Eduardo Lages deu o último acorde da noite. O show tinha terminado. Mas aquele ronco barulhento do calhambeque de Roberto Carlos deu a certeza de que ainda há muito trajeto para ele cumprir nos nossos palcos. Muita água ainda vai rolar.

OBRIGADO, ROBERTO CARLOS. Este que vos escreve afirma que valeu cada pingo desta chuva de sábado, 11 de julho de 2009.

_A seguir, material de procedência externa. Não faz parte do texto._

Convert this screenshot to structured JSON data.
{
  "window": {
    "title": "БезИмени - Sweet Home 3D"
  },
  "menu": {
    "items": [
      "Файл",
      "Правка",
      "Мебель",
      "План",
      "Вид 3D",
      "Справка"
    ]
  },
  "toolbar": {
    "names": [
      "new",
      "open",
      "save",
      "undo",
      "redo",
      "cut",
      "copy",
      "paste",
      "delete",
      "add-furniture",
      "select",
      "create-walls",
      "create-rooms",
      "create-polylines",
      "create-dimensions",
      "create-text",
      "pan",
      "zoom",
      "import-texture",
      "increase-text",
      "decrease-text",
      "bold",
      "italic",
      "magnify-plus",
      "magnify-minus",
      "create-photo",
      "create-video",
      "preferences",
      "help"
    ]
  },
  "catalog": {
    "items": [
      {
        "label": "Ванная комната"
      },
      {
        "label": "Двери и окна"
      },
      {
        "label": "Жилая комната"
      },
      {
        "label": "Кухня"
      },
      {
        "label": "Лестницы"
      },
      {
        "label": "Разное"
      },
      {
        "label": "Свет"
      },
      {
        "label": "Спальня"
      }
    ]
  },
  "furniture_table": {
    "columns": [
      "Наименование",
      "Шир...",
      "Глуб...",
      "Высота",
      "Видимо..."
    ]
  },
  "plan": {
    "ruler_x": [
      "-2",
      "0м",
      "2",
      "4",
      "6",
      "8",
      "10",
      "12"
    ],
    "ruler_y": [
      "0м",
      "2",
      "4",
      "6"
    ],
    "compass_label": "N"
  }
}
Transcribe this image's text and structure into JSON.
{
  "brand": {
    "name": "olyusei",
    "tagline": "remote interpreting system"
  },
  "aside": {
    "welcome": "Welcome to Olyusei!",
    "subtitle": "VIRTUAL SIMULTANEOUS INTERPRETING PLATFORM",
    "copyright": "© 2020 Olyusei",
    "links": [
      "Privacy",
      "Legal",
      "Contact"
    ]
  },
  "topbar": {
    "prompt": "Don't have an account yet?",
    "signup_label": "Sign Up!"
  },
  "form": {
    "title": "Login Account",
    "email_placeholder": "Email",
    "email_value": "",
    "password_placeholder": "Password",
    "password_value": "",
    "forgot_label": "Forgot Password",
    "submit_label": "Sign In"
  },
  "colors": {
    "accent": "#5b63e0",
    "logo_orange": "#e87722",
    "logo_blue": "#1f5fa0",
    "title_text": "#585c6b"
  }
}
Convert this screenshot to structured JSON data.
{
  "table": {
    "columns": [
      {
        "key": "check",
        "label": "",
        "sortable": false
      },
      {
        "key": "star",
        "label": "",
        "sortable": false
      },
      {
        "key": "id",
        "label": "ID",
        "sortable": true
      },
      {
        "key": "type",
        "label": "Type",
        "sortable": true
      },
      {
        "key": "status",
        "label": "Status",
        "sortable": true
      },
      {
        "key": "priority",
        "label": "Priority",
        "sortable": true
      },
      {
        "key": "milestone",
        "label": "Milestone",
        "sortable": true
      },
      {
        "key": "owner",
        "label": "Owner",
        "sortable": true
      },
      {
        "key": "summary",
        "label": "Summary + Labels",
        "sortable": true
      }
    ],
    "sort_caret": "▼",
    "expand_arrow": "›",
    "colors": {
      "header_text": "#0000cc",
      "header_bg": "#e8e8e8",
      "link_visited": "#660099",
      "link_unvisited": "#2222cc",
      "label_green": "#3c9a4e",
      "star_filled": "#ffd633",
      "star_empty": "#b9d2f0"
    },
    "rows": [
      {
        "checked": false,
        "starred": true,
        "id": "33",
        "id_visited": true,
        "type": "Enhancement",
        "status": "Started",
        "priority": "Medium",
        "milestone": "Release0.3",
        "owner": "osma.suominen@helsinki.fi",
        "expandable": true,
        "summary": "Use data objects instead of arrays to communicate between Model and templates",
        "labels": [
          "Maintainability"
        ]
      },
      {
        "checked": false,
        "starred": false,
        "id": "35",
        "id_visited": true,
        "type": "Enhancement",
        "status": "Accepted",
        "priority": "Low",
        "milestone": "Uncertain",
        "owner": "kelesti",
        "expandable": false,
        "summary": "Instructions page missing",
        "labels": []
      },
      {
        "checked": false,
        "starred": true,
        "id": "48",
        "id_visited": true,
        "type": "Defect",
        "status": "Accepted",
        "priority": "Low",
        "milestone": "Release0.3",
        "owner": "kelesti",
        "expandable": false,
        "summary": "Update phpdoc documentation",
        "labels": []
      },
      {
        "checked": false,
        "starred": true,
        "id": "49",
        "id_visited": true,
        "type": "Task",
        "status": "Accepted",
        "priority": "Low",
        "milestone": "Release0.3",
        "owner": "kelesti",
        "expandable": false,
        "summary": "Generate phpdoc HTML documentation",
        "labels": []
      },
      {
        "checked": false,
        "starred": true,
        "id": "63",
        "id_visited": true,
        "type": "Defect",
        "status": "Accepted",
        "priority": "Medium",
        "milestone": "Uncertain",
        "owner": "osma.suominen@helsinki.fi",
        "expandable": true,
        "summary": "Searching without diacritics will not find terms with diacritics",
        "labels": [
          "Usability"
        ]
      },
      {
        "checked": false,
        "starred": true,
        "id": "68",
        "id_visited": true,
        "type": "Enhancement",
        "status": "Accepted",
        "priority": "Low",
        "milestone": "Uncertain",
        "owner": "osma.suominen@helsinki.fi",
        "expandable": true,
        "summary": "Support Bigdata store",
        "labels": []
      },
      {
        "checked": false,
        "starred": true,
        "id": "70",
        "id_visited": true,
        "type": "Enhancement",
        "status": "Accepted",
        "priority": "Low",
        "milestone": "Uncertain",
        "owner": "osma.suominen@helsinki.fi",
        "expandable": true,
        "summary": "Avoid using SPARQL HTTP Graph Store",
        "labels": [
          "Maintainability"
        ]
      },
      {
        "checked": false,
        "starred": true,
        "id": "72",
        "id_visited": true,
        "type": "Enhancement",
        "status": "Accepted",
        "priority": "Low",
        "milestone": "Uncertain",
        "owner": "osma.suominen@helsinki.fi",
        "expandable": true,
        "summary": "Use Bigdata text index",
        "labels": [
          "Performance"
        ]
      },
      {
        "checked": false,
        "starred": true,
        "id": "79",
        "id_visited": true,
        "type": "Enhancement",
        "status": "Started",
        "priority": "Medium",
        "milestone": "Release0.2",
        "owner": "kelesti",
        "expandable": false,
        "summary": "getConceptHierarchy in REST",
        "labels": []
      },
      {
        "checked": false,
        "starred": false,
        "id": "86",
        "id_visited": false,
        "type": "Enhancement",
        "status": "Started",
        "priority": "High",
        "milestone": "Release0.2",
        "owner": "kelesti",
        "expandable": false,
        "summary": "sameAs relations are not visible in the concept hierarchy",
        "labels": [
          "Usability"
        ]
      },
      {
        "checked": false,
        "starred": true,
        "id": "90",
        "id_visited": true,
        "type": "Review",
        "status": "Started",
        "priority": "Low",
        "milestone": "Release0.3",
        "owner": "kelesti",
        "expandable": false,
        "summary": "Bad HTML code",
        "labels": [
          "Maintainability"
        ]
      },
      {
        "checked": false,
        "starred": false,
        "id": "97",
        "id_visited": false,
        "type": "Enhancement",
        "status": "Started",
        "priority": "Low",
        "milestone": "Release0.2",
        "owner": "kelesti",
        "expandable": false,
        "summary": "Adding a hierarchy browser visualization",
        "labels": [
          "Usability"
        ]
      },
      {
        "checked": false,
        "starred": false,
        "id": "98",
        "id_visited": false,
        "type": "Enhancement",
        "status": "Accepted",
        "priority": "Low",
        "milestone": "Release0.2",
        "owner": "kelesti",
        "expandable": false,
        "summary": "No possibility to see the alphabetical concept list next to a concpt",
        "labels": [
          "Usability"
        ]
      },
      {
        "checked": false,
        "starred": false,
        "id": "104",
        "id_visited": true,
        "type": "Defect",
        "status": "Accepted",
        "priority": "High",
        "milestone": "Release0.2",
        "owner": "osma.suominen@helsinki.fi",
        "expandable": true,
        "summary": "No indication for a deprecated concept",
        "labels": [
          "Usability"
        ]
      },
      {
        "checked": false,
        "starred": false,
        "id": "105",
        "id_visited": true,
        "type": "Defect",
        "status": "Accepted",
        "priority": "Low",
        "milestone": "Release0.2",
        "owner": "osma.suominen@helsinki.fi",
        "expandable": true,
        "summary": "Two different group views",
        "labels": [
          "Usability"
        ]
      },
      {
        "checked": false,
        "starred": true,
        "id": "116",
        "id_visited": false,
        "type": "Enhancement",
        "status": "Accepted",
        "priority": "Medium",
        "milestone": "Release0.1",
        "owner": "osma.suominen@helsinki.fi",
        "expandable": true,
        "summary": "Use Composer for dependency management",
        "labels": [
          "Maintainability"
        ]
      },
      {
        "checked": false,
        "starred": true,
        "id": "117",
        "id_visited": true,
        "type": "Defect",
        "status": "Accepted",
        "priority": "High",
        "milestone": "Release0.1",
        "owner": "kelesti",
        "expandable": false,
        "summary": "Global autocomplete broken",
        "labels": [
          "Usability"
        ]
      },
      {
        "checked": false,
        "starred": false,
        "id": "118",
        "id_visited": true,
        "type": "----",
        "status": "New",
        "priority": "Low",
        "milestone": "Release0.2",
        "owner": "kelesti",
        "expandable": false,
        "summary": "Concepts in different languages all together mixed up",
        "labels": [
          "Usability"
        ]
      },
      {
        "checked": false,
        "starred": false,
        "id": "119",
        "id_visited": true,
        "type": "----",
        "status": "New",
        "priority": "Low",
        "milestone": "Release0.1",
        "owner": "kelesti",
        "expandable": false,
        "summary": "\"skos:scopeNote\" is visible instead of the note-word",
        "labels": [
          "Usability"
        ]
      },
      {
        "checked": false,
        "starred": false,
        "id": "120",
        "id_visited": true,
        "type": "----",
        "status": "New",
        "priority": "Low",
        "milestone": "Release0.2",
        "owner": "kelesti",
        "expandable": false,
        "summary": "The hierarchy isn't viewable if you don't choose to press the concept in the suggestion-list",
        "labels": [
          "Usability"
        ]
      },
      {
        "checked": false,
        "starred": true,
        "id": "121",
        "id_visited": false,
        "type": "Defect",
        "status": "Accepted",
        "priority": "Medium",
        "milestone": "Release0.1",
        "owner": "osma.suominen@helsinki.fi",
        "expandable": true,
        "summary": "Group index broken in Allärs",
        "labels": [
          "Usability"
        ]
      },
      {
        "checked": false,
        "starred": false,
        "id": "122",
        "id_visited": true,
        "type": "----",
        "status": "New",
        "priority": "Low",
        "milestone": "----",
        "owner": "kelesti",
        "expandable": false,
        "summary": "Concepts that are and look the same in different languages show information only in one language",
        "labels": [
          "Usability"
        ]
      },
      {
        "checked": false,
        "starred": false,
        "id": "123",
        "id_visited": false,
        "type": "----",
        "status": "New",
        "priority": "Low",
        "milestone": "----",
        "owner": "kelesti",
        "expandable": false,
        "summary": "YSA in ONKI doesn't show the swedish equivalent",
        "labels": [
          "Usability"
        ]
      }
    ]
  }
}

Abraços a todos, Vinícius.

DETALHES - Roberto e Erasmo

Não adianta nem tentar me esquecer
Durante muito tempo em sua vida, eu vou viver
Detalhes tão pequenos de nós dois
São coisas muito grandes pra esquecer
E toda hora vão estar presentes, você vai ver

Se um outro cabeludo aparecer na sua rua
E isso lhe trouxer saudades minhas, a culpa é sua
O ronco barulhento do seu carro
A velha calça desbotada ou coisa assim
Imediatamente você vai lembrar de mim

Eu sei que um outro deve estar falando ao seu ouvido
Palavras de amor como eu falei mas eu duvido
Duvido que ele tenha tanto amor
E até os erros do meu português ruim
E nessa hora você vai lembrar de mim

À noite envolvida no silêncio do seu quarto
Antes de dormir você procura o meu retrato
Mas na moldura não sou eu quem lhe sorri
Mas você vê o meu sorriso mesmo assim
E tudo isso vai fazer você lembrar de mim

Se alguém tocar seu corpo como eu não diga nada
Não vá dizer meu nome sem querer à pessoa errada
Pensando ter amor nesse momento
Desesperada você tenta até o fim
E até nesse momento você vai lembrar de mim

Eu sei que esses detalhes vão sumir na longa estrada
Do tempo que transforma todo o amor em quase nada
Mas quase também é mais um detalhe
Um grande amor não vai morrer assim
Por isso, de vez em quando, você vai, vai lembrar de mim

Não adianta nem tentar me esquecer
Durante muito, muito tempo em sua vida eu vou viver
Não, não adianta nem tentar me esquecer

Não... Não!

8 comentários:

Patricia Guimarães disse...

Que show maravilhoso! Cresci ouvindo e admirando a obra do nosso querido Roberto Carlos, sinto que o meu carinho pelo Rei se multiplicou depois deste 11 de julho de 2009.
Concordo com vc, os pingos dessa chuva (bem significativos) que coroaram este momento lindo, se confundiram com o pranto de muitos que estavam no Maraca prestigiando o grande artista, inclusive com o meu!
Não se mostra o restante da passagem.